Artist: The Jack Stafford Foundation
Where: NXNE- June 18, 2010- The Cameron House
Who: After a lucrative but unfufilling career as a copywriter and a stint as a fashion designer in Amsterdam, Jack Stafford has reinvented himself as a "troubador" from "no fixed abode England".
What: As a solo artist Jack Stafford calls himself a reductionist but he is much better described as a sardonic contemporary storyteller. His music is topical in nature and delivered in humourous punchlines with a voice that lends itself to the gritty realities it exposes.
Performance: The Jack Stafford Foundation opened up with an introduction that involved the crowd as a choir on stage. He invited them up, taught them the lyrics to the chorus and cajoled them into singing with fervor. In breaking the divide between entertainer and the entertained, Stafford found a sympathetic crowd for his world weary numbers The Hard Way and Claustrophobia and also an enthused audience for his sarcastic wit in 20 Century Baby and A.D.D.
In between numbers he quipped about the behaviour of the crowd and told the stories behind the creation of his songs.
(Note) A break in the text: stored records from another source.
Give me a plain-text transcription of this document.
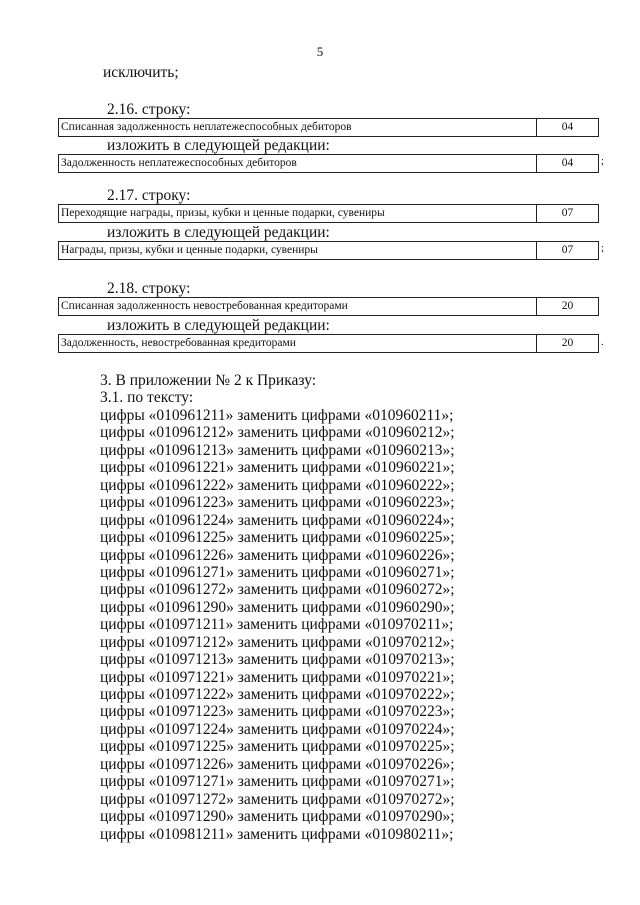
5
исключить;
2.16. строку:
Списанная задолженность неплатежеспособных дебиторов	04
изложить в следующей редакции:
Задолженность неплатежеспособных дебиторов	04	;
2.17. строку:
Переходящие награды, призы, кубки и ценные подарки, сувениры	07
изложить в следующей редакции:
Награды, призы, кубки и ценные подарки, сувениры	07	;
2.18. строку:
Списанная задолженность невостребованная кредиторами	20
изложить в следующей редакции:
Задолженность, невостребованная кредиторами	20	.
3. В приложении № 2 к Приказу:
3.1. по тексту:
цифры «010961211» заменить цифрами «010960211»;
цифры «010961212» заменить цифрами «010960212»;
цифры «010961213» заменить цифрами «010960213»;
цифры «010961221» заменить цифрами «010960221»;
цифры «010961222» заменить цифрами «010960222»;
цифры «010961223» заменить цифрами «010960223»;
цифры «010961224» заменить цифрами «010960224»;
цифры «010961225» заменить цифрами «010960225»;
цифры «010961226» заменить цифрами «010960226»;
цифры «010961271» заменить цифрами «010960271»;
цифры «010961272» заменить цифрами «010960272»;
цифры «010961290» заменить цифрами «010960290»;
цифры «010971211» заменить цифрами «010970211»;
цифры «010971212» заменить цифрами «010970212»;
цифры «010971213» заменить цифрами «010970213»;
цифры «010971221» заменить цифрами «010970221»;
цифры «010971222» заменить цифрами «010970222»;
цифры «010971223» заменить цифрами «010970223»;
цифры «010971224» заменить цифрами «010970224»;
цифры «010971225» заменить цифрами «010970225»;
цифры «010971226» заменить цифрами «010970226»;
цифры «010971271» заменить цифрами «010970271»;
цифры «010971272» заменить цифрами «010970272»;
цифры «010971290» заменить цифрами «010970290»;
цифры «010981211» заменить цифрами «010980211»;
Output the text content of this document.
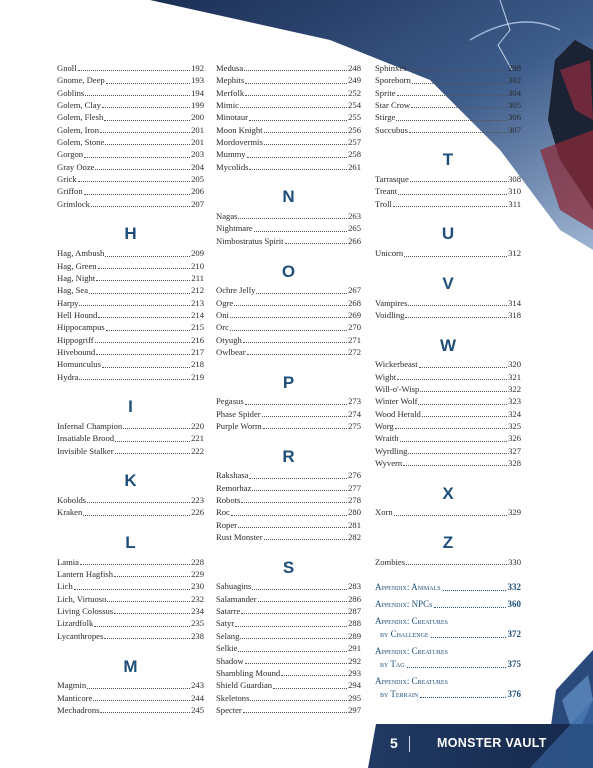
Gnoll	192
Gnome, Deep	193
Goblins	194
Golem, Clay	199
Golem, Flesh	200
Golem, Iron	201
Golem, Stone	201
Gorgon	203
Gray Ooze	204
Grick	205
Griffon	206
Grimlock	207
H
Hag, Ambush	209
Hag, Green	210
Hag, Night	211
Hag, Sea	212
Harpy	213
Hell Hound	214
Hippocampus	215
Hippogriff	216
Hivebound	217
Homunculus	218
Hydra	219
I
Infernal Champion	220
Insatiable Brood	221
Invisible Stalker	222
K
Kobolds	223
Kraken	226
L
Lamia	228
Lantern Hagfish	229
Lich	230
Lich, Virtuoso	232
Living Colossus	234
Lizardfolk	235
Lycanthropes	238
M
Magmin	243
Manticore	244
Mechadrons	245
Medusa	248
Mephits	249
Merfolk	252
Mimic	254
Minotaur	255
Moon Knight	256
Mordovermis	257
Mummy	258
Mycolids	261
N
Nagas	263
Nightmare	265
Nimbostratus Spirit	266
O
Ochre Jelly	267
Ogre	268
Oni	269
Orc	270
Otyugh	271
Owlbear	272
P
Pegasus	273
Phase Spider	274
Purple Worm	275
R
Rakshasa	276
Remorhaz	277
Robots	278
Roc	280
Roper	281
Rust Monster	282
S
Sahuagins	283
Salamander	286
Satarre	287
Satyr	288
Selang	289
Selkie	291
Shadow	292
Shambling Mound	293
Shield Guardian	294
Skeletons	295
Specter	297
Sphinxes	298
Sporeborn	302
Sprite	304
Star Crow	305
Stirge	306
Succubus	307
T
Tarrasque	308
Treant	310
Troll	311
U
Unicorn	312
V
Vampires	314
Voidling	318
W
Wickerbeast	320
Wight	321
Will-o'-Wisp	322
Winter Wolf	323
Wood Herald	324
Worg	325
Wraith	326
Wyrdling	327
Wyvern	328
X
Xorn	329
Z
Zombies	330
Appendix: Animals	332
Appendix: NPCs	360
Appendix: Creatures
by Challenge	372
Appendix: Creatures
by Tag	375
Appendix: Creatures
by Terrain	376
5	MONSTER VAULT
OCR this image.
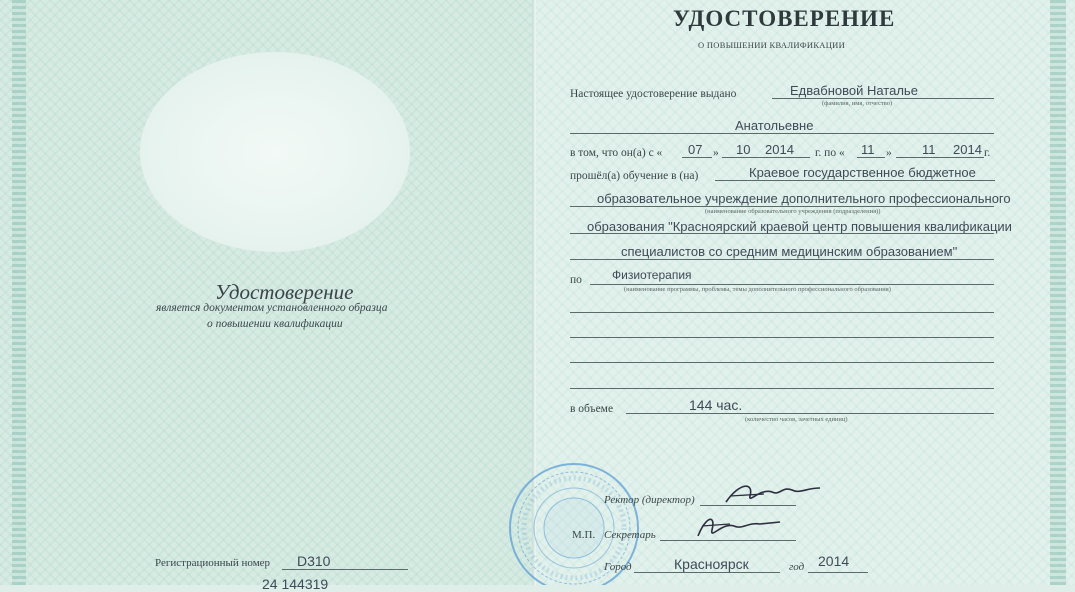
Удостоверение
является документом установленного образца
о повышении квалификации
Регистрационный номер D310
24 144319
УДОСТОВЕРЕНИЕ
О ПОВЫШЕНИИ КВАЛИФИКАЦИИ
Настоящее удостоверение выдано	Едвабновой Наталье
(фамилия, имя, отчество)
Анатольевне
в том, что он(а) с « 07 » 10 2014 г. по « 11 » 11 2014 г.
прошёл(а) обучение в (на)	Краевое государственное бюджетное
образовательное учреждение дополнительного профессионального
(наименование образовательного учреждения (подразделения))
образования "Красноярский краевой центр повышения квалификации
специалистов со средним медицинским образованием"
по	Физиотерапия
(наименование программы, проблемы, темы дополнительного профессионального образования)
в объеме	144 час.
(количество часов, зачетных единиц)
Ректор (директор)
М.П. Секретарь
Город	Красноярск	год 2014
The relevance of his material to trendy news headlines and contemporary social issues, like A.D.D, the obesity epidemic, dysfunctional governments, relationships and families, provided an instant connection between Stafford and the small niche crowd he had gathered off the street. He was a welcome relief from the previous artists at the festival, as he went beyond the topics addressed by the others, mainly relationship woe, to address an edgier perspective on the banalities of the everyday existence in western society.
What is really unique about him as an artist is how the context of his life as a muscian is applied to his product and how he reflects his sarcastic and amiable personality in his craft. His lyrics reflect the ennui he succumbed to as a fenced in office copy writer, to the wanderlust he felt as a fashion designer, the rollercoaster ride of loves won and lost and his current fulfillment as a couch surfing troubadour.
But while Stafford's stark and humourous deconstructivist lyrics are good, he is just not much of a vocalist. His limited sonic range and tonal dexterity became evident by the third number, when his novelty wore off. In the studio versions of his songs he buffers his handicap with back up vocals and additional instrumentation. In his live performance, reduced to the merits of his voice and acoustic guitar, his limitations are made painfully apparent.
He could play in a bar for a song or two but a steady diet of him would be hard to take. It would be a welcome act anywhere in between more serious muscians as an audio palate cleanser or audience cheerleader.
For ten months Jack Stafford has been living out of his backpack and guitar case during his North American tour, No Fixed Abode. After examining the bare contents of his entire travel pack, which consists of an iphone, two pairs of shoes, three interchangeable pairs of clothes, a swimsuit, a ziploc baggie of vitamens, travel sized toiletries from motels, an Irvine Welsh novel of short stories and a tiny travel guitar that looked like a distorted ukelele, I asked him if he'd seen the movie Up In The Air. He said he was very much like the Natalie Keener character, at the beginning of his tour he carried his own pillow, for his "bad back", but quickly realized that he was carrying too much baggage. He has since became adept at shedding all of the non-essential comfort items, like girlfriends, pillows and shoes that require socks.